Prof Philip Murphy, director of the Institute of Commonwealth Studies at the University of London, says the closest the public ever got to seeing the real Queen was in the 1969 documentary Royal Family.
But Prof Murphy says: "The Royal Family effectively suppressed it. They decided it reduced the mystique around them.
"In a way, that creates a carte blanche for writers and satirists to make up personalities."
'Mixing fact and fiction'
He adds: "That's the problem the Royal Family has - they want to appear human but they also want to appear somehow removed and keep this dignified distance."
One issue with writing about the Queen is that "fact and fiction gets mixed up", he says.
"The public have very little sense of what actually goes on. But a plausible fictional representation can almost seep into historical record."

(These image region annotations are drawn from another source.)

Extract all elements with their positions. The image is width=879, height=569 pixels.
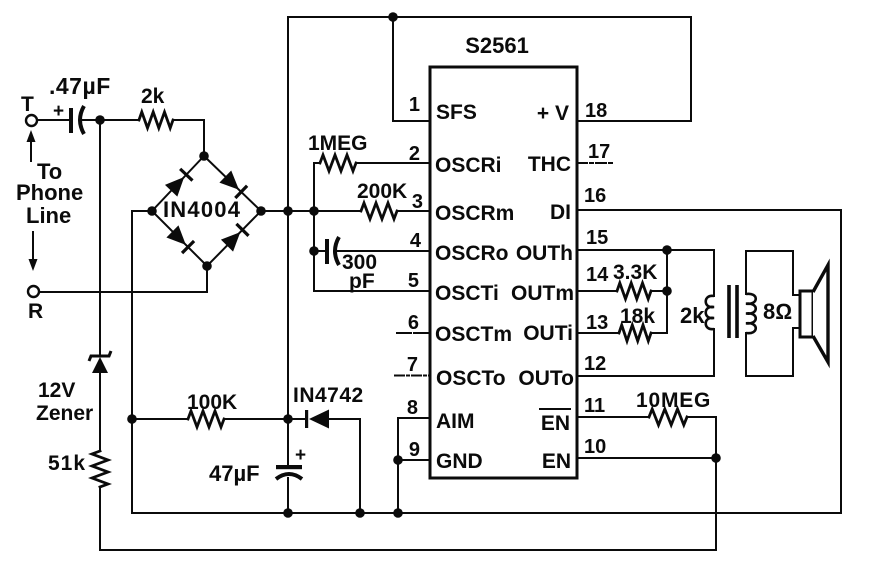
svg-text:OSCRo: OSCRo	[435, 242, 509, 265]
svg-text:R: R	[28, 300, 43, 323]
terminal R	[28, 286, 43, 323]
resistor 200K	[314, 180, 430, 219]
transformer T1 core	[729, 285, 737, 338]
wire pin 6 stub	[397, 332, 430, 334]
node supply/bridge junction	[283, 206, 293, 216]
bridge rectifier IN4004 diamond wires	[152, 156, 261, 266]
overline for EN pin 11	[540, 408, 570, 410]
svg-text:47µF: 47µF	[209, 461, 260, 486]
svg-text:5: 5	[408, 270, 419, 292]
bridge diode D4 bottom-right	[221, 223, 250, 252]
svg-text:10MEG: 10MEG	[636, 389, 711, 412]
wire 3.3K/18k tie vertical	[666, 250, 668, 333]
svg-text:8Ω: 8Ω	[763, 299, 792, 324]
svg-text:2: 2	[409, 143, 420, 165]
svg-text:OSCTi: OSCTi	[435, 282, 499, 305]
svg-text:DI: DI	[550, 201, 571, 224]
svg-text:T: T	[21, 93, 34, 116]
svg-text:4: 4	[410, 230, 422, 252]
node bridge bottom vertex	[202, 261, 212, 271]
node IN4742 ground junction	[355, 508, 365, 518]
speaker LS1 8 ohm	[763, 265, 828, 362]
svg-text:EN: EN	[542, 450, 571, 473]
resistor 51k	[48, 451, 108, 487]
transformer T1 primary coil	[680, 296, 714, 329]
node bridge right vertex	[256, 206, 266, 216]
resistor 2k	[139, 85, 173, 128]
svg-text:OUTm: OUTm	[511, 282, 574, 305]
bridge diode D1 top-left	[165, 168, 194, 197]
node A junction	[95, 115, 105, 125]
svg-text:OUTo: OUTo	[518, 367, 574, 390]
svg-text:+: +	[53, 101, 64, 122]
wire T to capacitor C1	[37, 119, 70, 121]
svg-text:9: 9	[409, 439, 420, 461]
svg-text:1: 1	[409, 94, 420, 116]
IC U1 S2561 body	[430, 33, 577, 478]
svg-text:Line: Line	[26, 203, 71, 228]
wire node A to resistor 2k	[100, 119, 139, 121]
capacitor C1 .47uF	[49, 73, 111, 134]
svg-text:51k: 51k	[48, 452, 86, 475]
svg-text:3: 3	[412, 191, 423, 213]
svg-text:OUTi: OUTi	[523, 322, 573, 345]
wire secondary bottom to speaker	[746, 328, 801, 376]
IC pin labels left column	[435, 101, 514, 473]
svg-text:6: 6	[408, 312, 419, 334]
wire pin 1 feed	[393, 17, 430, 121]
label To Phone Line	[16, 159, 83, 228]
wire 2k to bridge top	[173, 120, 204, 156]
bridge diode D2 top-right	[219, 170, 248, 199]
svg-text:GND: GND	[436, 450, 483, 473]
node bridge left vertex	[147, 206, 157, 216]
wire pin 10 EN row	[577, 457, 716, 459]
node top rail junction	[388, 12, 398, 22]
svg-text:EN: EN	[541, 412, 570, 435]
IC pin labels right column	[511, 102, 574, 473]
svg-text:IN4742: IN4742	[293, 384, 364, 407]
wire left branch down to ground bus	[132, 419, 841, 513]
wire pin 16 DI to right rail	[577, 210, 841, 513]
svg-text:S2561: S2561	[465, 33, 529, 58]
svg-text:.47µF: .47µF	[49, 73, 111, 99]
svg-text:Phone: Phone	[16, 180, 83, 205]
node 100K left junction	[127, 414, 137, 424]
wire pin 12 OUTo row	[577, 329, 714, 376]
wire 100K to node C	[224, 418, 288, 420]
arrow up toward T	[27, 130, 36, 161]
bridge diode D3 bottom-left	[166, 225, 195, 254]
transformer T1 secondary coil	[746, 294, 756, 333]
svg-text:10: 10	[584, 436, 606, 458]
wire R to bridge bottom	[39, 266, 207, 292]
svg-text:13: 13	[586, 312, 608, 334]
svg-text:2k: 2k	[680, 303, 705, 328]
svg-text:+ V: + V	[537, 102, 569, 125]
wire C1 to node A	[83, 119, 100, 121]
svg-text:THC: THC	[528, 153, 571, 176]
svg-text:AIM: AIM	[436, 410, 475, 433]
svg-text:OUTh: OUTh	[516, 242, 573, 265]
svg-text:18k: 18k	[620, 305, 655, 328]
svg-text:IN4004: IN4004	[163, 197, 241, 222]
node 300pF junction	[309, 246, 319, 256]
diode IN4742	[288, 384, 364, 429]
capacitor C2 47uF	[209, 445, 306, 486]
node C junction 100K/IN4742/supply	[283, 414, 293, 424]
zener diode 12V vertical line upper	[99, 120, 101, 356]
node OUTh junction	[662, 245, 672, 255]
svg-text:18: 18	[585, 100, 607, 122]
wire pin 15 OUTh row	[577, 250, 714, 296]
wire 51k to bottom rail	[100, 487, 716, 550]
svg-text:Zener: Zener	[36, 402, 93, 425]
svg-text:OSCRi: OSCRi	[435, 154, 502, 177]
resistor 18k	[577, 305, 667, 341]
svg-text:12V: 12V	[38, 379, 75, 402]
node pin9 GND junction	[393, 455, 403, 465]
capacitor 300pF	[314, 237, 430, 293]
svg-text:200K: 200K	[357, 180, 407, 203]
svg-text:OSCTm: OSCTm	[435, 323, 512, 346]
wire 100K row left	[132, 418, 188, 420]
wire bridge right vertex to node B	[261, 210, 314, 212]
wire pin 9 row	[398, 459, 430, 461]
wire pin 8 AIM to ground branch	[398, 418, 430, 513]
wire vertical supply line left of IC	[287, 17, 289, 465]
wire top supply rail	[288, 16, 691, 18]
pin numbers left	[407, 94, 423, 461]
node C2 ground junction	[283, 508, 293, 518]
wire secondary top to speaker	[746, 251, 801, 295]
svg-text:11: 11	[584, 395, 605, 417]
node bridge top vertex	[199, 151, 209, 161]
wire C2 to ground bus	[287, 478, 289, 513]
svg-text:12: 12	[584, 353, 606, 375]
node B junction 200K row	[309, 206, 319, 216]
wire pin 5 row	[314, 290, 430, 292]
node OUTm junction	[662, 286, 672, 296]
wire IN4742 to ground bus	[359, 419, 361, 513]
svg-text:OSCRm: OSCRm	[435, 202, 514, 225]
zener diode 12V	[36, 351, 111, 425]
svg-text:pF: pF	[349, 270, 375, 293]
pin numbers right	[584, 100, 610, 458]
svg-text:2k: 2k	[141, 85, 165, 108]
svg-text:100K: 100K	[187, 391, 237, 414]
svg-text:+: +	[295, 445, 306, 466]
node EN junction	[711, 453, 721, 463]
resistor 3.3K	[577, 261, 667, 299]
svg-text:16: 16	[584, 185, 606, 207]
svg-text:17: 17	[588, 141, 610, 163]
svg-text:SFS: SFS	[436, 101, 477, 124]
wire pin 7 stub	[395, 375, 430, 377]
svg-text:8: 8	[407, 397, 418, 419]
svg-text:15: 15	[586, 227, 608, 249]
svg-text:1MEG: 1MEG	[308, 132, 368, 155]
wire bridge left vertex to 100K branch	[132, 211, 152, 419]
wire oscillator branch vertical	[313, 163, 315, 291]
resistor 100K	[187, 391, 237, 427]
wire pin 18 feed	[577, 17, 691, 121]
svg-text:14: 14	[586, 264, 609, 286]
svg-text:7: 7	[407, 354, 418, 376]
svg-text:OSCTo: OSCTo	[436, 367, 506, 390]
wire zener to 51k	[99, 373, 101, 451]
resistor 1MEG	[308, 132, 430, 171]
arrow down toward R	[29, 232, 38, 271]
resistor 10MEG	[577, 389, 716, 550]
wire pin 17 THC stub	[577, 162, 612, 164]
node ground bus AIM junction	[393, 508, 403, 518]
terminal T	[21, 93, 37, 126]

Portrayals of the Queen have not always been the most flattering, he notes.
"Spitting Image was an attack on British deference around authority figures - and there were no more esteemed than the Royal Family," says the professor.

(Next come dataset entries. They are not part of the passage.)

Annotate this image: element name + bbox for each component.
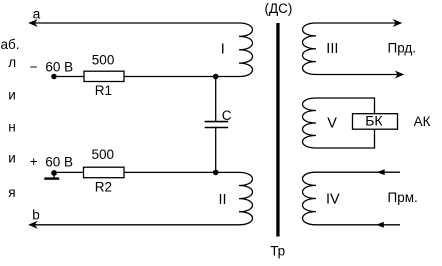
- svg-text:л: л: [8, 55, 16, 70]
- wire capacitor bottom lead: [215, 128, 217, 173]
- winding V (4 loops facing left): [303, 98, 317, 148]
- arrowhead b (points left): [29, 222, 36, 228]
- wire III top: [316, 22, 398, 24]
- svg-text:V: V: [327, 116, 337, 132]
- transformer core Tr: [276, 23, 279, 237]
- block БК box: [353, 114, 398, 130]
- arrowhead III top (points right): [394, 20, 401, 26]
- junction node bottom (cap to R2 line): [213, 170, 219, 176]
- svg-text:III: III: [326, 41, 338, 57]
- wire b : bottom line from winding II to arrow: [30, 224, 239, 226]
- arrowhead III bottom (points right): [396, 71, 403, 77]
- terminal dot -60V: [51, 74, 57, 80]
- winding IV (4 loops facing left): [303, 172, 317, 225]
- svg-text:(ДС): (ДС): [265, 1, 293, 16]
- svg-text:500: 500: [92, 53, 115, 68]
- resistor R2: [84, 167, 125, 178]
- svg-text:+: +: [30, 154, 38, 169]
- terminal dot +60V with base: [51, 170, 57, 176]
- svg-text:−: −: [30, 59, 38, 74]
- wire V loop (top, right side, bottom): [316, 98, 375, 148]
- svg-text:b: b: [32, 208, 40, 223]
- junction node top (cap to R1 line): [213, 74, 219, 80]
- arrowhead a (points left): [29, 20, 36, 26]
- svg-text:БК: БК: [365, 113, 383, 129]
- arrowhead IV bottom (points left, mid-wire): [377, 222, 384, 227]
- svg-text:60 В: 60 В: [45, 60, 73, 75]
- arrowhead IV top (points left, mid-wire): [378, 170, 385, 175]
- svg-text:АК: АК: [414, 114, 431, 129]
- svg-text:С: С: [222, 108, 232, 123]
- svg-text:R2: R2: [95, 180, 112, 195]
- capacitor C bottom plate: [205, 127, 229, 129]
- capacitor C top plate: [205, 121, 229, 123]
- wire R2 line (from +60V node through R2 to winding II top): [54, 171, 239, 173]
- svg-text:60 В: 60 В: [45, 154, 73, 169]
- winding II (4 loops facing right): [239, 172, 253, 224]
- svg-text:Прм.: Прм.: [388, 190, 418, 205]
- winding III (4 loops facing left): [303, 23, 317, 75]
- resistor R1: [84, 71, 124, 81]
- svg-text:и: и: [8, 88, 16, 103]
- svg-text:Прд.: Прд.: [388, 41, 417, 56]
- wire III bottom: [316, 74, 400, 76]
- svg-text:и: и: [8, 150, 16, 165]
- wire capacitor top lead: [215, 77, 217, 122]
- wire R1 line (from -60V node through R1 to winding I bottom): [54, 76, 239, 78]
- svg-text:н: н: [8, 119, 15, 134]
- wire IV bottom: [316, 224, 400, 226]
- wire a : top line from arrow to winding I: [30, 22, 239, 24]
- svg-text:500: 500: [92, 147, 115, 162]
- svg-text:а: а: [33, 7, 41, 22]
- svg-text:R1: R1: [95, 83, 112, 98]
- winding I (4 loops facing right): [239, 23, 253, 77]
- svg-text:II: II: [219, 192, 227, 208]
- svg-text:I: I: [221, 41, 225, 57]
- svg-text:Тр: Тр: [270, 243, 285, 258]
- svg-text:IV: IV: [326, 191, 340, 207]
- svg-text:аб.: аб.: [1, 37, 20, 52]
- svg-text:я: я: [8, 185, 15, 200]
- wire IV top: [316, 171, 400, 173]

One of the lead writers of that series was author John O'Farrell, who says: "If you cast your mind back to the 1980s, there was an enormous reverential style. It was seen as poor form to laugh at the Queen's expense... But what we did was show her to be an ordinary person in an ordinary family, which is where it struck a comic nerve," he says.
'Complete blank sheet'
He adds: "The tabloids faked outrage, but people loved it... At times it was crude and disrespectful - but I think that's warranted."

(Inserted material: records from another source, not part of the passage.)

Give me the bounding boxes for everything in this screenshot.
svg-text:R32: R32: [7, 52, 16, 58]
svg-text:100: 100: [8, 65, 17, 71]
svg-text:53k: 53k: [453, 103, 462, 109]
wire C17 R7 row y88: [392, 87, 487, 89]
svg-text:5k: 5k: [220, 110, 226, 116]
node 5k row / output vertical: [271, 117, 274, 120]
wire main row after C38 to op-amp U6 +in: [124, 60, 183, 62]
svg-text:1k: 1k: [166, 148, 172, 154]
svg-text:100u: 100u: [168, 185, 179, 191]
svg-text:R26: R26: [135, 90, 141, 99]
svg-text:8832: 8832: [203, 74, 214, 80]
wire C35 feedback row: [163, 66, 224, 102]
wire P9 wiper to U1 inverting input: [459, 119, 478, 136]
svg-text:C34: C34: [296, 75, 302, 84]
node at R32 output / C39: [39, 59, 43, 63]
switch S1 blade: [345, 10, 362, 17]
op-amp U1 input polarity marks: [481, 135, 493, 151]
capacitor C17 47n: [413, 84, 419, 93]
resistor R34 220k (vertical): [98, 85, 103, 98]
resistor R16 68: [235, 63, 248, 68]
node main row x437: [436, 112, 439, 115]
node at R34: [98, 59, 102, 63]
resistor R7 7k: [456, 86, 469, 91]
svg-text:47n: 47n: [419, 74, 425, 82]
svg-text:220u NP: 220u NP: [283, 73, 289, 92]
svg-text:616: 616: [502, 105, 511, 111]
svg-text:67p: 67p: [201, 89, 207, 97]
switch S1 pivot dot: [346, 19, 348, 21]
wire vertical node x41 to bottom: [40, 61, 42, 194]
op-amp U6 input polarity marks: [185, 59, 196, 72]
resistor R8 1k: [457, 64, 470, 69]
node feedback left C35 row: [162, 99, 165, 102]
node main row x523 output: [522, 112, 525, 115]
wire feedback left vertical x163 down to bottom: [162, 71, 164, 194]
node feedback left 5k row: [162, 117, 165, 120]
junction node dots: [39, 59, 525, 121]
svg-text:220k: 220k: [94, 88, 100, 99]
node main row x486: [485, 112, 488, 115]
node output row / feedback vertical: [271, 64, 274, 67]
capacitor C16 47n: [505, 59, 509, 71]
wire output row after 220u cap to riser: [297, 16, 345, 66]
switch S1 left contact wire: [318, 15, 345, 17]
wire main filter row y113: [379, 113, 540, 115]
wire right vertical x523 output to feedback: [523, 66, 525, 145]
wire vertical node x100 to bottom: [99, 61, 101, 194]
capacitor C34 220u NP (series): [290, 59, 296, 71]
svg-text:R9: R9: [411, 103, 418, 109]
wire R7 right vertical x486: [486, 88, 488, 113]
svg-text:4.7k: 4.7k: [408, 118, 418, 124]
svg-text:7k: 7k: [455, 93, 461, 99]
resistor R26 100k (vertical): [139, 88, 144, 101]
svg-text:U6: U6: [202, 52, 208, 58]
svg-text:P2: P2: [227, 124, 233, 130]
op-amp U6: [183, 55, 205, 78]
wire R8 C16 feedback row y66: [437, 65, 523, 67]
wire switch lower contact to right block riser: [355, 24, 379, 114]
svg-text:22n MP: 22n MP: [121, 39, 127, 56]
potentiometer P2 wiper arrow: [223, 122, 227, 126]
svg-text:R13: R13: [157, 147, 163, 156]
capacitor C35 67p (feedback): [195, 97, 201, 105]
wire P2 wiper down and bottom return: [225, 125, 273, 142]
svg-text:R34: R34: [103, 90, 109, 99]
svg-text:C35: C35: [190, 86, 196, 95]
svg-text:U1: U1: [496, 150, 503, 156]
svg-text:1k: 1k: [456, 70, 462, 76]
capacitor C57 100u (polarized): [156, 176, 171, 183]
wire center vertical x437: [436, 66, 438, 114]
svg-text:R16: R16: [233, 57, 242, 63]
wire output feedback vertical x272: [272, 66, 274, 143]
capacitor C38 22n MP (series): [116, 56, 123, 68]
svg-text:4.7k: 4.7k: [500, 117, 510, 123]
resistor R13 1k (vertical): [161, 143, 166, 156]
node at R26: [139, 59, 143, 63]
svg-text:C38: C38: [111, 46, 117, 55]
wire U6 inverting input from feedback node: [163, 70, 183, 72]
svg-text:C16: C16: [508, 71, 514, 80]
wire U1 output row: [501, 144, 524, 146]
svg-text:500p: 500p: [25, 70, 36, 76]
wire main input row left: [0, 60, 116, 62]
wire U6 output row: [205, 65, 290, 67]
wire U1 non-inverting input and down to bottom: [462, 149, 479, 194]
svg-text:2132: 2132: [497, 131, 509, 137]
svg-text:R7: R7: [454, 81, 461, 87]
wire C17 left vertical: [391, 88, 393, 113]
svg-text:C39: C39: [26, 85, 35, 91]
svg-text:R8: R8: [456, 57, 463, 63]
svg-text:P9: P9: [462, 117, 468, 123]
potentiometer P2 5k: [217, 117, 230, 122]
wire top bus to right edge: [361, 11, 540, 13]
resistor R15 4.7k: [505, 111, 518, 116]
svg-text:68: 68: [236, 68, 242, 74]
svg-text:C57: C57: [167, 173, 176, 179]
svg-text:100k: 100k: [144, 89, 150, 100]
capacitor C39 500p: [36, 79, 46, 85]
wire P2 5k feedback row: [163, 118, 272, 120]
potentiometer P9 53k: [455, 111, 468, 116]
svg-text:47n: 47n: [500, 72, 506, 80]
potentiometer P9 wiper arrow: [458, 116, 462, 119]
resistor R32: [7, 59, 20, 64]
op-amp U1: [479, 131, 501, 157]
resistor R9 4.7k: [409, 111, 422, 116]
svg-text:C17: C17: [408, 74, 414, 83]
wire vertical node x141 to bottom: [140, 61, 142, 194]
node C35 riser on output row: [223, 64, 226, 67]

Alison Jackson is someone else whose work has attracted controversy. Her apparently candid photographs of celebrities in private moments are created with the help of carefully-chosen lookalikes.
Thanks to Jackson, we see "the Queen" putting out dog food for her corgis, taking a selfie and doing the washing-up.
"I thought it would be really good to get her doing normal things," says Jackson.
"She is a person, after all. And she does do normal things - she reads, she drives a Land Rover, she gets her hands dirty - she's quite tomboyish, really. She's not a diva and seems to come across as a normal woman, even though of course she's not."
Jackson says one photograph seems to be seen as going too far, however.
"My photograph of the Queen on the loo is my least published. I don't think it's been seen in any newspaper in England, whereas a lot of other works get published all the time," she says.
"People think breaking that taboo is tasteless, which I find interesting. But it's designed to be thought-provoking, rather than controversial."
Thought provoking as they may be, perhaps fictional representations get us no closer to who the Queen actually is - barring of course the only time she has played herself, acting alongside Daniel Craig in a James Bond sketch for the London Olympics opening ceremony in 2012.
But that certainly isn't going to stop people from continuing to try to capture the essence of this elusive, yet ever-present, figure.